Thursday revolved around two yard favourites, the 12-year-old Faugheen illustrating that age really is just a number when third in the Marsh Novices’ Chase before Min made it fourth time lucky at Cheltenham when winning the Ryanair Chase.

“Everybody focuses on the results at Cheltenham but Min’s CV isn’t too bad either when you go back through it. Everyone is rated on their performances at Cheltenham, he’d kind of got that persona of being a bridesmaid because of that but he’s always been knocking on the door. He deserved a big day in Cheltenham.” 

Of course, the fact Cheltenham was on at all was a big talking point in itself. Given how Covid-19 has paralysed Ireland and England in the weeks since, it now seems remarkable that the Festival went ahead. Much of the criticism since directed at the racing industry has come with the benefit of hindsight but Townend was aware of a growing sense of unease as the week progressed.

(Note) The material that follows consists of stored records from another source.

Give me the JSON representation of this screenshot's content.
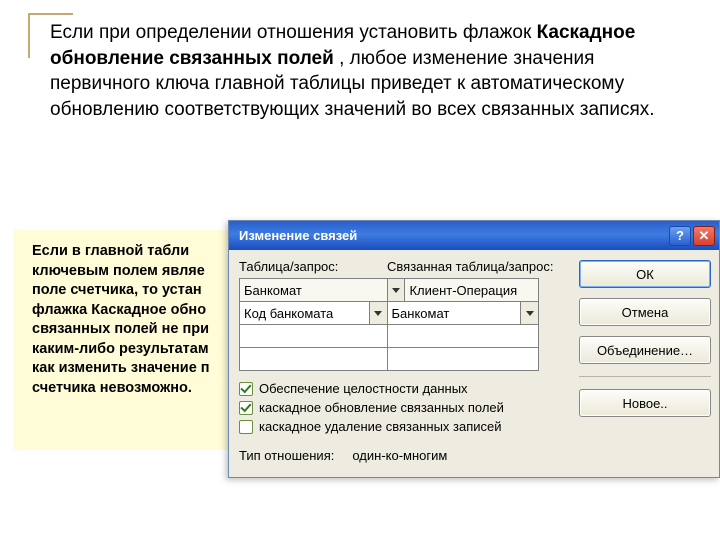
{
  "slide": {
    "main_prefix": "Если при определении отношения установить флажок ",
    "main_bold": "Каскадное обновление связанных полей ",
    "main_suffix": ", любое изменение значения первичного ключа главной таблицы приведет к автоматическому обновлению соответствующих значений во всех связанных записях."
  },
  "sidebox": {
    "l1a": "Если в главной табли",
    "l1b": "ключевым полем являе",
    "l1c": "поле счетчика, то устан",
    "l2_pre": "флажка ",
    "l2_bold": "Каскадное обно",
    "l3_bold": "связанных полей",
    "l3_rest": " не при",
    "l4": "каким-либо результатам",
    "l5": "как изменить значение п",
    "l6": "счетчика невозможно."
  },
  "dialog": {
    "title": "Изменение связей",
    "help_glyph": "?",
    "close_glyph": "✕",
    "lbl_table": "Таблица/запрос:",
    "lbl_related": "Связанная таблица/запрос:",
    "val_left_hdr": "Банкомат",
    "val_right_hdr": "Клиент-Операция",
    "val_left_row": "Код банкомата",
    "val_right_row": "Банкомат",
    "chk1_label": "Обеспечение целостности данных",
    "chk2_label": "каскадное обновление связанных полей",
    "chk3_label": "каскадное удаление связанных записей",
    "rel_label": "Тип отношения:",
    "rel_value": "один-ко-многим",
    "btn_ok": "ОК",
    "btn_cancel": "Отмена",
    "btn_join": "Объединение…",
    "btn_new": "Новое.."
  }
}
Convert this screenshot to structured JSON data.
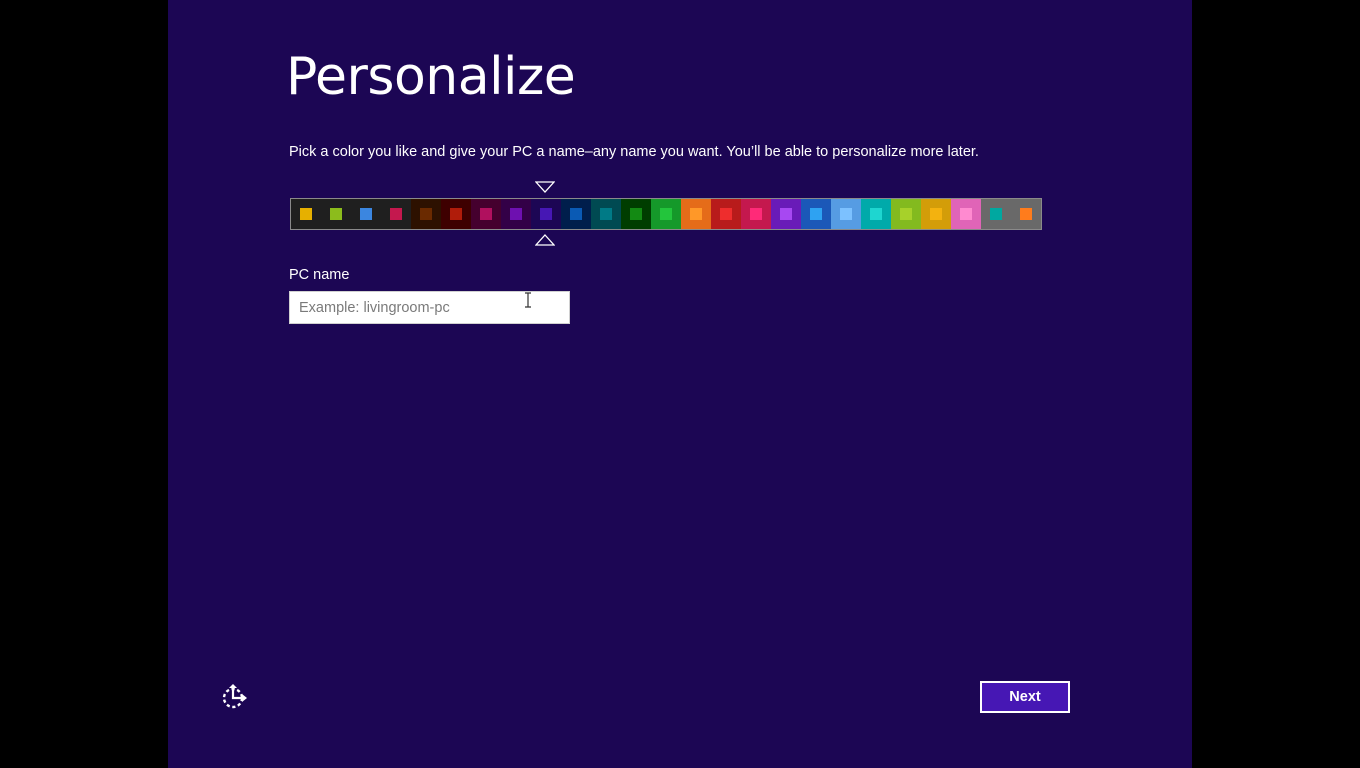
{
  "page": {
    "title": "Personalize",
    "subtitle": "Pick a color you like and give your PC a name–any name you want. You’ll be able to personalize more later."
  },
  "colors": {
    "background": "#1c0654",
    "outer_background": "#000000",
    "accent": "#4617b4"
  },
  "swatches": [
    {
      "bg": "#1f1f1f",
      "chip": "#e6b000"
    },
    {
      "bg": "#1f1f1f",
      "chip": "#8cbc1c"
    },
    {
      "bg": "#1f1f1f",
      "chip": "#3b86e0"
    },
    {
      "bg": "#1f1f1f",
      "chip": "#c4184e"
    },
    {
      "bg": "#2d1100",
      "chip": "#6a2a00"
    },
    {
      "bg": "#3e0000",
      "chip": "#b01c0a"
    },
    {
      "bg": "#45002e",
      "chip": "#b0105e"
    },
    {
      "bg": "#330047",
      "chip": "#6e10b0"
    },
    {
      "bg": "#1c0654",
      "chip": "#4617b4",
      "selected": true
    },
    {
      "bg": "#001e4c",
      "chip": "#0a5ab4"
    },
    {
      "bg": "#004a52",
      "chip": "#007a86"
    },
    {
      "bg": "#003d00",
      "chip": "#138a13"
    },
    {
      "bg": "#15992a",
      "chip": "#23c53c"
    },
    {
      "bg": "#e56c19",
      "chip": "#ff9828"
    },
    {
      "bg": "#b81b1b",
      "chip": "#ee2d2d"
    },
    {
      "bg": "#c4184e",
      "chip": "#ff2a78"
    },
    {
      "bg": "#691bb8",
      "chip": "#a748f2"
    },
    {
      "bg": "#1b58b8",
      "chip": "#2ea2f2"
    },
    {
      "bg": "#569ce3",
      "chip": "#7cc1ff"
    },
    {
      "bg": "#00aaaa",
      "chip": "#1ed6d0"
    },
    {
      "bg": "#83ba1f",
      "chip": "#a7d12a"
    },
    {
      "bg": "#d39d09",
      "chip": "#f3b20f"
    },
    {
      "bg": "#e064b7",
      "chip": "#ff8ad0"
    },
    {
      "bg": "#696969",
      "chip": "#00a8a0"
    },
    {
      "bg": "#696969",
      "chip": "#ff7c1c"
    }
  ],
  "pc_name": {
    "label": "PC name",
    "value": "",
    "placeholder": "Example: livingroom-pc"
  },
  "footer": {
    "next_label": "Next",
    "ease_of_access_icon": "ease-of-access-icon"
  }
}
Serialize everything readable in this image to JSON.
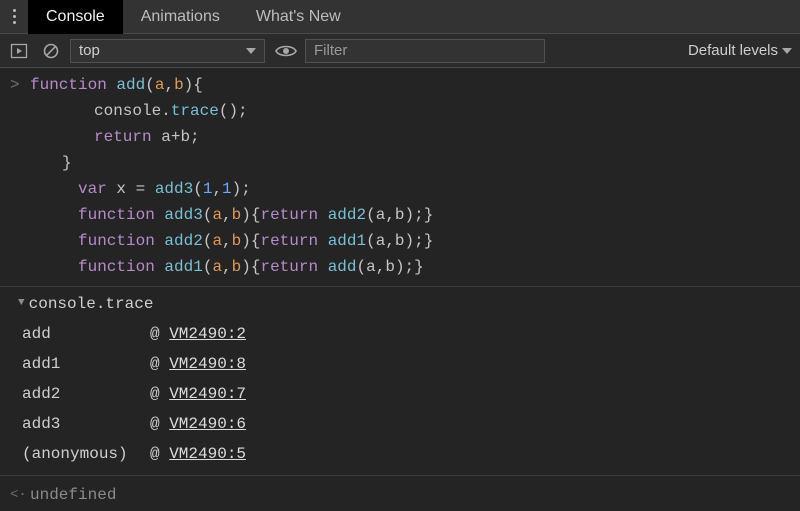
{
  "tabs": {
    "items": [
      "Console",
      "Animations",
      "What's New"
    ],
    "activeIndex": 0
  },
  "toolbar": {
    "context": "top",
    "filterPlaceholder": "Filter",
    "levels": "Default levels"
  },
  "input": {
    "lines": [
      {
        "indent": "none",
        "tokens": [
          {
            "t": "kw",
            "v": "function "
          },
          {
            "t": "fn",
            "v": "add"
          },
          {
            "t": "brk",
            "v": "("
          },
          {
            "t": "par",
            "v": "a"
          },
          {
            "t": "brk",
            "v": ","
          },
          {
            "t": "par",
            "v": "b"
          },
          {
            "t": "brk",
            "v": "){"
          }
        ]
      },
      {
        "indent": "ind1",
        "tokens": [
          {
            "t": "id",
            "v": "console"
          },
          {
            "t": "op",
            "v": "."
          },
          {
            "t": "prop",
            "v": "trace"
          },
          {
            "t": "brk",
            "v": "();"
          }
        ]
      },
      {
        "indent": "ind1",
        "tokens": [
          {
            "t": "kw",
            "v": "return "
          },
          {
            "t": "id",
            "v": "a"
          },
          {
            "t": "op",
            "v": "+"
          },
          {
            "t": "id",
            "v": "b"
          },
          {
            "t": "brk",
            "v": ";"
          }
        ]
      },
      {
        "indent": "ind2",
        "tokens": [
          {
            "t": "brk",
            "v": "}"
          }
        ]
      },
      {
        "indent": "ind-sub",
        "tokens": [
          {
            "t": "kw",
            "v": "var "
          },
          {
            "t": "id",
            "v": "x "
          },
          {
            "t": "op",
            "v": "= "
          },
          {
            "t": "fn",
            "v": "add3"
          },
          {
            "t": "brk",
            "v": "("
          },
          {
            "t": "num",
            "v": "1"
          },
          {
            "t": "brk",
            "v": ","
          },
          {
            "t": "num",
            "v": "1"
          },
          {
            "t": "brk",
            "v": ");"
          }
        ]
      },
      {
        "indent": "ind-sub",
        "tokens": [
          {
            "t": "kw",
            "v": "function "
          },
          {
            "t": "fn",
            "v": "add3"
          },
          {
            "t": "brk",
            "v": "("
          },
          {
            "t": "par",
            "v": "a"
          },
          {
            "t": "brk",
            "v": ","
          },
          {
            "t": "par",
            "v": "b"
          },
          {
            "t": "brk",
            "v": "){"
          },
          {
            "t": "kw",
            "v": "return "
          },
          {
            "t": "fn",
            "v": "add2"
          },
          {
            "t": "brk",
            "v": "("
          },
          {
            "t": "id",
            "v": "a"
          },
          {
            "t": "brk",
            "v": ","
          },
          {
            "t": "id",
            "v": "b"
          },
          {
            "t": "brk",
            "v": ");}"
          }
        ]
      },
      {
        "indent": "ind-sub",
        "tokens": [
          {
            "t": "kw",
            "v": "function "
          },
          {
            "t": "fn",
            "v": "add2"
          },
          {
            "t": "brk",
            "v": "("
          },
          {
            "t": "par",
            "v": "a"
          },
          {
            "t": "brk",
            "v": ","
          },
          {
            "t": "par",
            "v": "b"
          },
          {
            "t": "brk",
            "v": "){"
          },
          {
            "t": "kw",
            "v": "return "
          },
          {
            "t": "fn",
            "v": "add1"
          },
          {
            "t": "brk",
            "v": "("
          },
          {
            "t": "id",
            "v": "a"
          },
          {
            "t": "brk",
            "v": ","
          },
          {
            "t": "id",
            "v": "b"
          },
          {
            "t": "brk",
            "v": ");}"
          }
        ]
      },
      {
        "indent": "ind-sub",
        "tokens": [
          {
            "t": "kw",
            "v": "function "
          },
          {
            "t": "fn",
            "v": "add1"
          },
          {
            "t": "brk",
            "v": "("
          },
          {
            "t": "par",
            "v": "a"
          },
          {
            "t": "brk",
            "v": ","
          },
          {
            "t": "par",
            "v": "b"
          },
          {
            "t": "brk",
            "v": "){"
          },
          {
            "t": "kw",
            "v": "return "
          },
          {
            "t": "fn",
            "v": "add"
          },
          {
            "t": "brk",
            "v": "("
          },
          {
            "t": "id",
            "v": "a"
          },
          {
            "t": "brk",
            "v": ","
          },
          {
            "t": "id",
            "v": "b"
          },
          {
            "t": "brk",
            "v": ");}"
          }
        ]
      }
    ]
  },
  "trace": {
    "heading": "console.trace",
    "frames": [
      {
        "fn": "add",
        "loc": "VM2490:2"
      },
      {
        "fn": "add1",
        "loc": "VM2490:8"
      },
      {
        "fn": "add2",
        "loc": "VM2490:7"
      },
      {
        "fn": "add3",
        "loc": "VM2490:6"
      },
      {
        "fn": "(anonymous)",
        "loc": "VM2490:5"
      }
    ]
  },
  "result": {
    "value": "undefined"
  },
  "gutters": {
    "input": ">",
    "output": "<·"
  }
}
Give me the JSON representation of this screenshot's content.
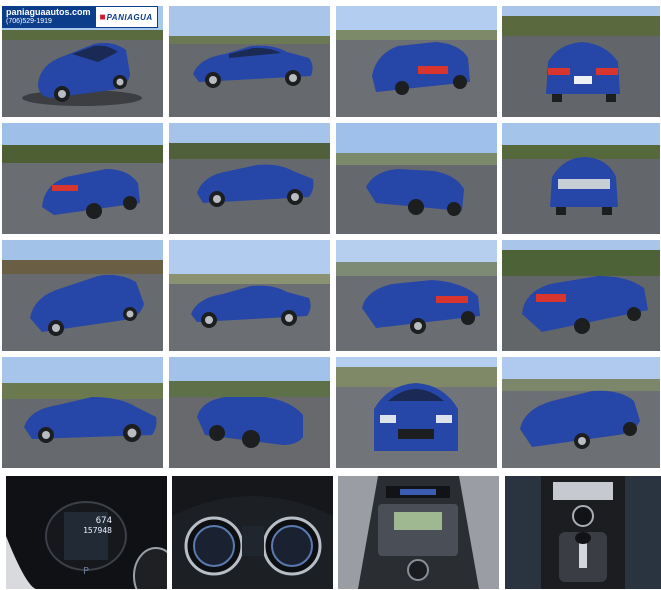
{
  "watermark": {
    "site": "paniaguaautos.com",
    "phone": "(706)529-1919",
    "logo_text": "PANIAGUA"
  },
  "odometer": {
    "trip": "674",
    "total": "157948"
  },
  "colors": {
    "car": "#2646a8",
    "sky": "#aac8ec",
    "lot": "#5f6266",
    "grass": "#8aa25a",
    "trees": "#5b6b40"
  },
  "gallery": {
    "photos": [
      {
        "view": "front-left-three-quarter"
      },
      {
        "view": "left-side"
      },
      {
        "view": "rear-left-three-quarter"
      },
      {
        "view": "rear"
      },
      {
        "view": "rear-left-three-quarter"
      },
      {
        "view": "left-side"
      },
      {
        "view": "front-right-three-quarter"
      },
      {
        "view": "front"
      },
      {
        "view": "front-left-three-quarter"
      },
      {
        "view": "left-side"
      },
      {
        "view": "rear-right-three-quarter"
      },
      {
        "view": "rear-left-three-quarter"
      },
      {
        "view": "left-side"
      },
      {
        "view": "front-right-three-quarter"
      },
      {
        "view": "front"
      },
      {
        "view": "front-right-three-quarter"
      },
      {
        "view": "interior-odometer"
      },
      {
        "view": "interior-gauges"
      },
      {
        "view": "interior-center-console"
      },
      {
        "view": "interior-gear-shifter"
      }
    ]
  }
}
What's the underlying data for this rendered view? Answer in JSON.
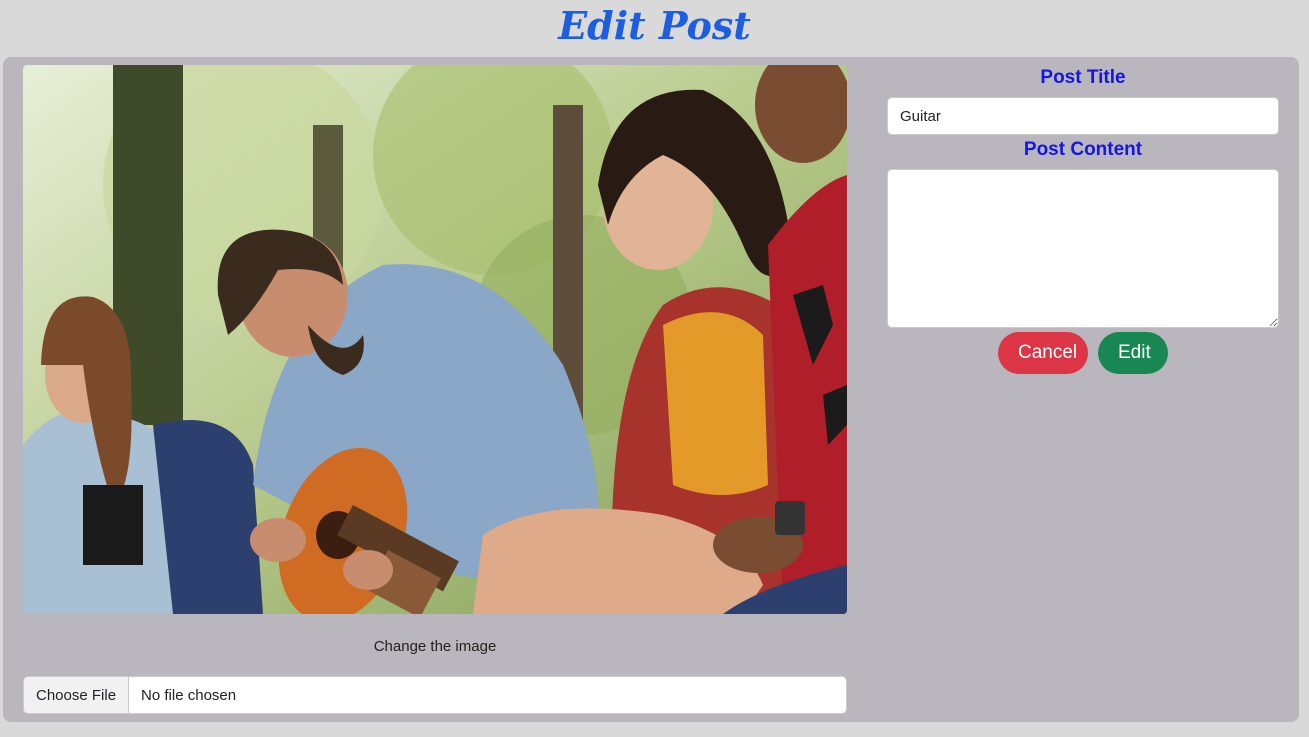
{
  "page": {
    "title": "Edit Post"
  },
  "image_section": {
    "change_label": "Change the image",
    "file_button": "Choose File",
    "file_status": "No file chosen"
  },
  "form": {
    "title_label": "Post Title",
    "title_value": "Guitar",
    "content_label": "Post Content",
    "content_value": "",
    "cancel_label": "Cancel",
    "edit_label": "Edit"
  },
  "colors": {
    "page_title": "#1d5ee0",
    "form_label": "#1515e6",
    "cancel": "#dc3545",
    "edit": "#198754",
    "panel": "#b9b7bd",
    "background": "#d9d9d9"
  }
}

“We were getting bits of it (the criticism),” he says. “When I landed over there Sunday afternoon I went into the Cheltenham bubble and into my own bubble. The outside world was alien to me in a way but I was getting the updates on my phone and we were getting briefed on the situation before racing every day so we had an idea. But it was only starting at home too; it wasn’t as it is now. As we were there it was unfolding, it wasn’t like it had unfolded. And I thought the way everything was managed over there was as good as they could possibly have done.”